Although new facts about the events of January 6 are still emerging, it’s clear that Jordan has valuable information that might further help the committee. But Jordan has maintained that he has “nothing to hide” from the committee.
His refusal is in part what’s pushing the committee to have to consider subpoenaing members of Congress, something that isn’t unheard of but is far from common. Congressional committees subpoenaing members of Congress go as far back as 1923, according to the Office of the Historian for the House of Representatives.
Beyond all that, there’s the question of Jordan’s hypocrisy. Jordan is a former ranking member of the House Oversight Committee and currently the ranking Republican on the House Judiciary Committee—two committee that have broad oversight powers that both parties have used. And if the Republicans retake control of the House of Representatives in the midterms, Jordan and his GOP allies are certain to initiate investigations and try to compel witnesses in the same way the January 6 committee has.
And if he assumes leadership of Judiciary, Jordan will of course be running the committee where impeachment proceedings begin. Most observers think the GOP will find some flimsy rationale to initiate an impeachment of Biden. What will he say if administration officials don’t obey his subpoenas?
Bydlak argued there’s little reason to expect Jordan or any other of the growing number of lawmakers the committee wants to come and participate in the investigation to follow their own example when in an investigatory position during Republican control of Congress.
“I think the most likely outcome is that Jim Jordan and Republicans come into office and they do these exact same things, and it doesn’t create an issue for them because there’s really no problem with a kind of hypocrisy,” Bydlak said. “So for someone like Jordan, the goal is no longer to ultimately get at the truth, especially if it’s on your own side, it’s really to deflect from any good-faith effort to get at the truth. And it is to just do those things that will further endear you to the base that you need to get reelected.”

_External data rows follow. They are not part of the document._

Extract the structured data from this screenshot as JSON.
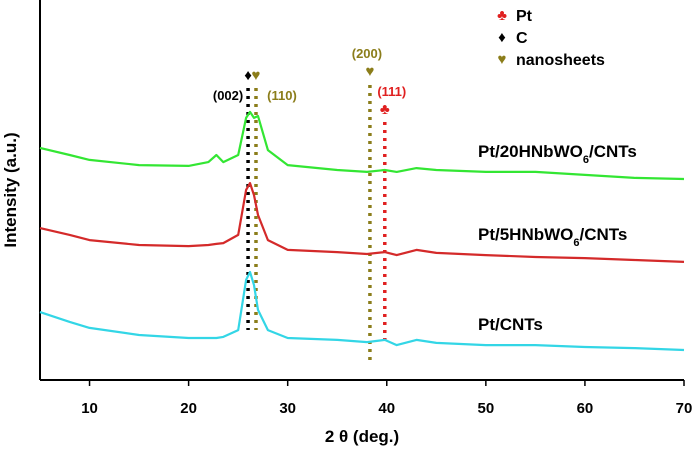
{
  "chart_data": {
    "type": "line",
    "x_label": "2 θ (deg.)",
    "y_label": "Intensity (a.u.)",
    "xlim": [
      5,
      70
    ],
    "xticks": [
      10,
      20,
      30,
      40,
      50,
      60,
      70
    ],
    "ylim": [
      0,
      100
    ],
    "x": [
      5,
      8,
      10,
      15,
      20,
      22,
      22.8,
      23.5,
      25,
      25.8,
      26.2,
      26.6,
      27,
      28,
      30,
      35,
      38,
      39.8,
      41,
      43,
      45,
      50,
      55,
      60,
      65,
      70
    ],
    "series": [
      {
        "label": [
          "Pt/20HNbWO",
          "6",
          "/CNTs"
        ],
        "color": "#33e633",
        "values": [
          61.9,
          60,
          58.7,
          57.3,
          57.1,
          58.1,
          60,
          58.1,
          60,
          69.9,
          71.5,
          69.9,
          70.4,
          61.3,
          57.3,
          56,
          55.5,
          56,
          55.5,
          56.5,
          56,
          55.5,
          55.5,
          54.7,
          53.9,
          53.6
        ]
      },
      {
        "label": [
          "Pt/5HNbWO",
          "6",
          "/CNTs"
        ],
        "color": "#d42a2a",
        "values": [
          40.5,
          38.7,
          37.3,
          36,
          35.7,
          36,
          36.3,
          36.5,
          38.7,
          50.7,
          52.5,
          49.3,
          44,
          37.3,
          34.7,
          34.1,
          33.6,
          34.1,
          33.3,
          34.7,
          33.9,
          33.3,
          32.8,
          32.5,
          32,
          31.5
        ]
      },
      {
        "label": [
          "Pt/CNTs"
        ],
        "color": "#33d6e6",
        "values": [
          18.1,
          15.5,
          13.9,
          12,
          11.2,
          11.2,
          11.2,
          11.5,
          13.3,
          26.7,
          28.8,
          25.3,
          18.7,
          13.3,
          11.2,
          10.7,
          10.1,
          10.7,
          9.3,
          10.7,
          9.9,
          9.3,
          9.3,
          8.8,
          8.5,
          8
        ]
      }
    ],
    "references": [
      {
        "x": 26,
        "color": "#000000",
        "marker": "♦",
        "label": "(002)"
      },
      {
        "x": 26.8,
        "color": "#8b7d1a",
        "marker": "♥",
        "label": "(110)"
      },
      {
        "x": 38.3,
        "color": "#8b7d1a",
        "marker": "♥",
        "label": "(200)"
      },
      {
        "x": 39.8,
        "color": "#e02020",
        "marker": "♣",
        "label": "(111)"
      }
    ],
    "legend": [
      {
        "symbol": "♣",
        "name": "Pt",
        "color": "#e02020"
      },
      {
        "symbol": "♦",
        "name": "C",
        "color": "#000000"
      },
      {
        "symbol": "♥",
        "name": "nanosheets",
        "color": "#8b7d1a"
      }
    ]
  }
}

Jordan’s resistance—and that of Perry and other pro-Trump sycophants—may or may not reflect their true belief of what happened on January 6. The committee uncovered that Sean Hannity and other stalwart Trumpian media figures actually privately tried to get the president himself to do something to quell the mob attack. It’s not clear if Jordan feels that way, too, which might incur Trump’s wrath. But what Jordan’s refusal to cooperate with the committee has done is help fuel growing skepticism of the impartiality of congressional inquiries in general. Jordan will wish that skepticism didn’t exist when he himself is leading a future congressional investigation.